# Which HomeCentre is the biggest? Also, when do Ramadan sales start?



## scp (Apr 27, 2009)

We need furniture and appliances for our new home and are hoping to take advantage of the Ramadan sales- will they be on this weekend or should I wait towards the end of Ramadan? 

We'll definitely need some things this weekend and are hoping to find something without having to go to too many stores (we checked out the furniture shops in Sharjah including Pan Emirates and didn't have much luck there). I've heard of HomeCentre- which one is the biggest one in the area? Also, do the pricess vary much from Sharjah? Any other recommendations for a big furniture/appliance store (aside from IKEA)? Thanks!


----------



## Jezza (Jan 11, 2009)

hi SCP,

I'm in a smilar situation.

I've been to PAN Emirates in Al Barsha which had a few some reasonable items at a good price. I've heard that there is a 70% disount on the stores in Sharjah ( how big is the store there and do they have a good selection of items ?
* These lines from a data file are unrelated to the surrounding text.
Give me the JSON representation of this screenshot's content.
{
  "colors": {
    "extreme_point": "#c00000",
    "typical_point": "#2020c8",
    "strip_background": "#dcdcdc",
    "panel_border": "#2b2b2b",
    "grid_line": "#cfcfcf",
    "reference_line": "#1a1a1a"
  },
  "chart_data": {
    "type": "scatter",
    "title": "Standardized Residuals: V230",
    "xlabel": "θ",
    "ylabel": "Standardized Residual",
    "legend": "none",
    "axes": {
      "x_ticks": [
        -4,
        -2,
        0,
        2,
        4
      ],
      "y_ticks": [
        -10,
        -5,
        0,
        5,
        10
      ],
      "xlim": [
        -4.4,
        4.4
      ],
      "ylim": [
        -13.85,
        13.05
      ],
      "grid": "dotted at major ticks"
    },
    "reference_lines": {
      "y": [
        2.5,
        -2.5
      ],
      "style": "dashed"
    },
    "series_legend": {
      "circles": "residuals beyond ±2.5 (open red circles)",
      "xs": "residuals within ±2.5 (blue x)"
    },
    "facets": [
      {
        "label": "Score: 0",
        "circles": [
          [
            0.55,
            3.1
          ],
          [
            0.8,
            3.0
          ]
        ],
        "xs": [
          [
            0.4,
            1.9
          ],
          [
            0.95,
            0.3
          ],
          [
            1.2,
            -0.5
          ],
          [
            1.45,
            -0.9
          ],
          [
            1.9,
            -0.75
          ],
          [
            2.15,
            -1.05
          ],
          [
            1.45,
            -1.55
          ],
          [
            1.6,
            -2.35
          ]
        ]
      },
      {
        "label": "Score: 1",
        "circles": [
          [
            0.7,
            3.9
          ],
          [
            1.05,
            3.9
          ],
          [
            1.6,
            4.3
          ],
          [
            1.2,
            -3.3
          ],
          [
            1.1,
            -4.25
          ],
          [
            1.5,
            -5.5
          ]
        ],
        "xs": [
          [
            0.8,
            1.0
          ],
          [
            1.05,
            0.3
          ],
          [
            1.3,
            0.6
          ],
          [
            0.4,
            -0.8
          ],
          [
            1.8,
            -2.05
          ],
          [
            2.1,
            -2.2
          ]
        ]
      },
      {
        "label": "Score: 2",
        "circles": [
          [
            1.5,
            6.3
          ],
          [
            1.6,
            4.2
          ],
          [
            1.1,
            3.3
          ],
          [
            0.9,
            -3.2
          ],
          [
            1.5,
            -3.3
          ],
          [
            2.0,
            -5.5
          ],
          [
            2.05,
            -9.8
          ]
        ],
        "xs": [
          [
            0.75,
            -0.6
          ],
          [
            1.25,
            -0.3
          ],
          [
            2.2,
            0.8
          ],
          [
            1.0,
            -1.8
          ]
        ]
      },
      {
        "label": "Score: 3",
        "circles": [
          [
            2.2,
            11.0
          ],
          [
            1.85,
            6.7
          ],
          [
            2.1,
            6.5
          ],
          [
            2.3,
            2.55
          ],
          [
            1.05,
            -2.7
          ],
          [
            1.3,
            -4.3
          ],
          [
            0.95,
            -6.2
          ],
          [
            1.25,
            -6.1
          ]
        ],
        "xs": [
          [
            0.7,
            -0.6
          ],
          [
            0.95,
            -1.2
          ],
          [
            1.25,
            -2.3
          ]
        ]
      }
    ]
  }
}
I'm going out to sharjah at the weekend. Is it better to go on Friday or saturday ?

cheers,
Jezza


Homecentre had good optoins for dining tables, I didn't like the beds too much.


----------



## stewart (Jun 21, 2009)

They have started just depends where you look.
For furniture go to Dragon mart.
Dont need ramadan sales there.


----------



## scp (Apr 27, 2009)

Thanks Stewart and Jezza,

What specific stores in DragonMart should I go to? I heard that place is huge...

Ended up going to the one near MOE and didn't have any luck. I think we may just end up going to Sharjah. Let us know which stores you end up going to. It's been hard to find something that's simple, yet elegant- and good quality.


----------